Without reconciling the concerns raised in this note, the P85 framework remains hypothetical and its validity uncertain. Clearly, the traditional way forward is to investigate the P85 kinematical framework as it was defined before concluding what aspects need further refinement.

7. Concluding remarks

In the ongoing quest to provide unbiased validation of the spectral breaking wave framework proposed by P85, we advocate a consolidated effort in the data processing strategies that conforms to the underlying assumptions of the framework, at least until the applicability or otherwise of this framework has been determined. Specifically, using the initial breaking front velocity to characterize each breaker is an explicit requirement for that framework.
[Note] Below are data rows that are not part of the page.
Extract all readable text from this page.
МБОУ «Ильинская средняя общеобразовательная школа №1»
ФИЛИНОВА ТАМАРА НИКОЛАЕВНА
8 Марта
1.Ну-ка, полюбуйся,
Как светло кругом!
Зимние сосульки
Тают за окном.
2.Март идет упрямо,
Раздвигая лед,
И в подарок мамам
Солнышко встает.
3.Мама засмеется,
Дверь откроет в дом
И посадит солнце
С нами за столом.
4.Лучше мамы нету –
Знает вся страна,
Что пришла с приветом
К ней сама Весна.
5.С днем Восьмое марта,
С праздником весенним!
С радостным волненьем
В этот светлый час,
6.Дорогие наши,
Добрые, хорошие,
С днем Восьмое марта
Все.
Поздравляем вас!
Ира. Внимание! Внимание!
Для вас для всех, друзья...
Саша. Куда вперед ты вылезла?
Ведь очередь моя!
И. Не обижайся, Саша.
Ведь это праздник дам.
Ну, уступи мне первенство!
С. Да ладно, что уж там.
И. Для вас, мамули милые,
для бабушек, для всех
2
We have shown that departing from the P85 spectral framework by using a time-dependent breaker-front speed instead of the fixed initial breaking front speed redistributes the Λ(c) distribution to slower waves. For our RaDyO datasets, the integrated fifth moment of Λ(c) is reduced by a factor of 2.2 and its local fifth moment for these faster scales is reduced by up to a factor of 4 and up to a factor of 10 for slow-moving wave scales. For the Hawaii dataset, we also found that the fitted power-law exponent for the Λ(c) subrange toward the faster-moving waves is reduced appreciably, indicatively to −8 for the time-dependent Λ composition compared with −6.5 from the initial speed Λ composition. The consequences of these differences in measured Λ(c) distributions highlighted here impact on the allied issue of the associated spectral breaking strength coefficient b(c) needed to relate the spectral kinematic breaking front measurements to spectral breaking dissipation rates. Irrespective of whether one is targeting b(c) or an integrated value b_eff, the above differences found for Λ(c) have a significant corresponding impact on the breaking strength measures. While this note does not aim to resolve which approach is correct, nor place any restriction on alternative definitions, it does highlight the need for uniformity/consistency for evaluating the applicability of the P85 framework. This need is emphasized by the very recent availability of stereo IR breaking front spectral data that show equilibrium range behavior over a significantly broader spectral bandwidth.